Choo, whose work centers on the intersection of race and gender discrimination, says that the criticism of white feminism in elections is warranted. “When it comes to movements for women, we’ll often see the nod to diversity often happens with a token white woman, and that token white woman generally doesn’t change things fundamentally,” she says. But she rejects the notion that Warren let the historic nature of her campaign stand in for more progressive ideals. “I thought she had such a thoughtful agenda when it came to incorporating issues of racial justice across her platform, and really was one of the campaigns that really listened to a wide variety of people when it came to informing her agenda.” Choo says, with a sigh. “You can’t help but feel a punch in the gut.”
Elizabeth Warren and a supporter do a pinky-promise at the Iowa State Fair in August 2019
The language that many Warren fans—or women disappointed that the presidential race will boil down to two men—use often borrows from the lexicon of physical pain—”punch in the gut,” “hurt,” “weeping,” even “trauma.”

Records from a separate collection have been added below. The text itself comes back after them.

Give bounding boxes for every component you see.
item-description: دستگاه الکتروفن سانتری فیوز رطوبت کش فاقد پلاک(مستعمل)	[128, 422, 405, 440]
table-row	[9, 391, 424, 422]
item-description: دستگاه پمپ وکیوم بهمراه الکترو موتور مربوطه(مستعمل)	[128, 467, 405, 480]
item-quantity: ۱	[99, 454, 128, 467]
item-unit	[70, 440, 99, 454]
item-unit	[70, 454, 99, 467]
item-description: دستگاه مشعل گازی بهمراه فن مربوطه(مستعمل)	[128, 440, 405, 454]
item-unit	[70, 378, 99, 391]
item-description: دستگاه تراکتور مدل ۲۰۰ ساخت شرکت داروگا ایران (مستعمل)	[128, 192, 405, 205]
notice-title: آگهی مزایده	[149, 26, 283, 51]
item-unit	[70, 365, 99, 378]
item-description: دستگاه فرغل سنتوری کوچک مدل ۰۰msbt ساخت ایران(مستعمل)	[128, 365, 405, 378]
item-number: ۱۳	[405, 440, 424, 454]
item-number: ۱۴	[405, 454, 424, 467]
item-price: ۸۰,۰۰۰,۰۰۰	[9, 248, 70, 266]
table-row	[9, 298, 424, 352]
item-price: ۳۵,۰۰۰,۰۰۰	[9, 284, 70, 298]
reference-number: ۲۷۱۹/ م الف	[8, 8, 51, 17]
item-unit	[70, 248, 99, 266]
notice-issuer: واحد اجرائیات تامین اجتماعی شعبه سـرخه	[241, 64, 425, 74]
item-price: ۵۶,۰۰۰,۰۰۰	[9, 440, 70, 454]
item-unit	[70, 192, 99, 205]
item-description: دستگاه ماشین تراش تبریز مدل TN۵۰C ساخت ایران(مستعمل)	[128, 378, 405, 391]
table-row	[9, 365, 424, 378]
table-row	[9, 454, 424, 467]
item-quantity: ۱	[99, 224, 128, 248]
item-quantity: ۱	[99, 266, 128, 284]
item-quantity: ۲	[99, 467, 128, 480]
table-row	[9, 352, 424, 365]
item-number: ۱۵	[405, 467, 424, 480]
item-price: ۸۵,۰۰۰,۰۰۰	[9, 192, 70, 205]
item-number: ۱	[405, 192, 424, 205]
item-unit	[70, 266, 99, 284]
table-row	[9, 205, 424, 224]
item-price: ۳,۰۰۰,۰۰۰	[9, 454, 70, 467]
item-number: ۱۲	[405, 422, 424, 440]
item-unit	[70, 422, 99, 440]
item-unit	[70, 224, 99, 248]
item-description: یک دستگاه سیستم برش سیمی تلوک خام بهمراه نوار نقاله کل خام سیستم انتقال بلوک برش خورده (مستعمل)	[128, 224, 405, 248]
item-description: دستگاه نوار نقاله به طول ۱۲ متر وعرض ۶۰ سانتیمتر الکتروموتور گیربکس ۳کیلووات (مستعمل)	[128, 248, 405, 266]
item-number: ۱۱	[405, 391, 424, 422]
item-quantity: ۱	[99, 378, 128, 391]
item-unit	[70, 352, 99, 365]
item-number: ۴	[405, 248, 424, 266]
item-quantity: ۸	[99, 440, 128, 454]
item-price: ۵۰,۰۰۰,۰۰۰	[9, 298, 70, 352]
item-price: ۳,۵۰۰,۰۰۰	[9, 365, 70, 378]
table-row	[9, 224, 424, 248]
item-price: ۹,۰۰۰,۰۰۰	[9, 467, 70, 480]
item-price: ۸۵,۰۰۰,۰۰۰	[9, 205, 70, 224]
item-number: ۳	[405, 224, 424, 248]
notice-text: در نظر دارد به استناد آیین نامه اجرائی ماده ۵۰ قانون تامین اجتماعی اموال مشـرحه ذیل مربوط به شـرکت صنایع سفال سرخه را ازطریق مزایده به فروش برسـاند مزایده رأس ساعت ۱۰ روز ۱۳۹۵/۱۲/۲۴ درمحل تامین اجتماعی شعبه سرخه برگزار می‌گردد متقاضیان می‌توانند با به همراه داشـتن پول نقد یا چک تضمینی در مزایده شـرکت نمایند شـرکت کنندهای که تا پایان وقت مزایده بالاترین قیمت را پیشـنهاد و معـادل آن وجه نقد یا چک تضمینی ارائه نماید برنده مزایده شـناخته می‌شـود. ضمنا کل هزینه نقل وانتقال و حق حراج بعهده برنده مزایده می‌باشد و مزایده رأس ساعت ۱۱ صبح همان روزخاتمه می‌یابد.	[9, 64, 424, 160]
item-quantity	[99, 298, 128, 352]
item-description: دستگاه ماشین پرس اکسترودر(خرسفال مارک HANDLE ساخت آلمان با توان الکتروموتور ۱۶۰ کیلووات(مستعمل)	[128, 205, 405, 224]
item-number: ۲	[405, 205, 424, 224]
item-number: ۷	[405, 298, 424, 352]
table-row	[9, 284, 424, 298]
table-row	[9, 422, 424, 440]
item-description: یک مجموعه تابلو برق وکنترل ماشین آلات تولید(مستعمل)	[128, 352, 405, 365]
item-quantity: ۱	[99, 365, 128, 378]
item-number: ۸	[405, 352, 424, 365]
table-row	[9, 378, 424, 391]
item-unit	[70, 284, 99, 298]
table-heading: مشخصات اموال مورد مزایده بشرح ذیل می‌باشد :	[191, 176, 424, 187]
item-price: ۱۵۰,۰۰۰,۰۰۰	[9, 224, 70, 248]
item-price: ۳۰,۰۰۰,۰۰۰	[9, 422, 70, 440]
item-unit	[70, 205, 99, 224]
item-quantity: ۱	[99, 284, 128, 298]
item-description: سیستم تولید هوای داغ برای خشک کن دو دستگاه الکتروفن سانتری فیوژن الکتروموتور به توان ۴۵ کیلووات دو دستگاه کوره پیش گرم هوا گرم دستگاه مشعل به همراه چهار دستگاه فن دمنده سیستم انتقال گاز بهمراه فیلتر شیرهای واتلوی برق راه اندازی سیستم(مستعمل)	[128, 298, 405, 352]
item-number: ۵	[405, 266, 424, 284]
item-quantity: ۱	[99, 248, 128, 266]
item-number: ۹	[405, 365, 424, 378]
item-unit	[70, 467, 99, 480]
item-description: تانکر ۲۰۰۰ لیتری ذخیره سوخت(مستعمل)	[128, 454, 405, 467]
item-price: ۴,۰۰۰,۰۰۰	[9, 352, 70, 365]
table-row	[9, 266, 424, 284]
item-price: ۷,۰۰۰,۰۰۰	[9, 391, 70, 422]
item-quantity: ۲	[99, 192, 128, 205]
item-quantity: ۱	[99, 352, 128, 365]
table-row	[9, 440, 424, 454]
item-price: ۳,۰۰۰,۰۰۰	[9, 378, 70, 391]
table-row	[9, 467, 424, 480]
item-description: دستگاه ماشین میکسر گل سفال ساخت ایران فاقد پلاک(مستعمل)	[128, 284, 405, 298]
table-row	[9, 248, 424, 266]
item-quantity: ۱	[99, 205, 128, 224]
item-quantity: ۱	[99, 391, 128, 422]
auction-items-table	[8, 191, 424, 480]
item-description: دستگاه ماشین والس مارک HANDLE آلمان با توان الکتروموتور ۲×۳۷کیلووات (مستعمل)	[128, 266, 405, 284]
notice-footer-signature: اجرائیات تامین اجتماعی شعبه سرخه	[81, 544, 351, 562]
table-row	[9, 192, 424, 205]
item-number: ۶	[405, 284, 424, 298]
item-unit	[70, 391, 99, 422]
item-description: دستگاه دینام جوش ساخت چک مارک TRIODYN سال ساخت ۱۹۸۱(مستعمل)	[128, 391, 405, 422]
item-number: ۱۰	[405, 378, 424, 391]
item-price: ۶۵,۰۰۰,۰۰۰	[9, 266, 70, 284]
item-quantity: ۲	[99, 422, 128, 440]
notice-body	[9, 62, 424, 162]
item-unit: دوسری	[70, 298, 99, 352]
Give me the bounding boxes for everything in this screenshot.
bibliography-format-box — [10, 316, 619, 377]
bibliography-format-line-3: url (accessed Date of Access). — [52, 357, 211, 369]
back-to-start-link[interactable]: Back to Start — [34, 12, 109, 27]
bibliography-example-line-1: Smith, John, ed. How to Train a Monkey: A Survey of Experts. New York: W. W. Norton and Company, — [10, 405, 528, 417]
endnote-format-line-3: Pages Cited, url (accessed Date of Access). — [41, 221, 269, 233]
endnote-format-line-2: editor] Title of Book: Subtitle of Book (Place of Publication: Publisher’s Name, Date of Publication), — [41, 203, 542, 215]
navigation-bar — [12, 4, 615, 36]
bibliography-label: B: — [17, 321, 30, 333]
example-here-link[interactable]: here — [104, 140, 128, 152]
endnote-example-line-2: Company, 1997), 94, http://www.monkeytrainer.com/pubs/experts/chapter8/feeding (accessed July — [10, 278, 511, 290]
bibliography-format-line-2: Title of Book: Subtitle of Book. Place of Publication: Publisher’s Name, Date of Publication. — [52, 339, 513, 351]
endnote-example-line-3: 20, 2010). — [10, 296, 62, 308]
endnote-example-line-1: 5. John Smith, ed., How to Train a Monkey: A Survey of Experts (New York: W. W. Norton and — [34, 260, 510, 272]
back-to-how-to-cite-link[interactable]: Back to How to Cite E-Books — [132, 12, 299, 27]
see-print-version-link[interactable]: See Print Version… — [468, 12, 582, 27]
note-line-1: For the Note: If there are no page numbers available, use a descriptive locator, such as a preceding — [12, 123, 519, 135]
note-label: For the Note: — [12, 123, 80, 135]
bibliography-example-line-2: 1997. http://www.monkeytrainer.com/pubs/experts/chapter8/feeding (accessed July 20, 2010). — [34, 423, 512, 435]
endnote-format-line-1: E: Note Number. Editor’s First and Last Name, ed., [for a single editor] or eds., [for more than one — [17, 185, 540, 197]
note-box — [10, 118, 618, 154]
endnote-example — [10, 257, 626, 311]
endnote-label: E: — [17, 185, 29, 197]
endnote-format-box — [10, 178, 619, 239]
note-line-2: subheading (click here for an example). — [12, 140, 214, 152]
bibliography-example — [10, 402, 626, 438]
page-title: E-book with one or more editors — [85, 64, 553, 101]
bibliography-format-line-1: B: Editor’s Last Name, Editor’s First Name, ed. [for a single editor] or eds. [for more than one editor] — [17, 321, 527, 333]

After Katzen tweeted that she “sobbed” on the way home from voting for Warren, she says she was flooded with messages from like-minded women, and also from MAGA fans “making fun of me and mocking my appearance and telling me I’m mentally ill and should take [psychiatric] drugs.” (Katzen says she saw “very little evidence” that the harassment was coming from Sanders supporters, despite the “Bernie Bro” reputation.) She was troubled, she says, by the idea that expressing emotion over a candidate—and over sexism—is dismissed as having a mental illness.
Williams, who noted the number of white women who cast their votes for Trump despite dozens of documented sexist comments and sexual assault allegations, reasoned that after 2016, “We really need to spend the next four years discussing sexism and misogyny if the next election's female candidates have any chance of being taken seriously.” Male allies, she thought, should lead the charge. But four years passed. “That just didn’t happen,” she says.
At 6:30 p.m. in Florida, the night before Warren suspended her campaign, Williams was still in the volunteer office. Acknowledging that Warren would probably soon drop out, she said, she believes this can be “an opportunity, another moment to have a discussion about sexism in America.”
“I don’t have the luxury to stay in doom and gloom,” Williams said. “I have to keep persisting.”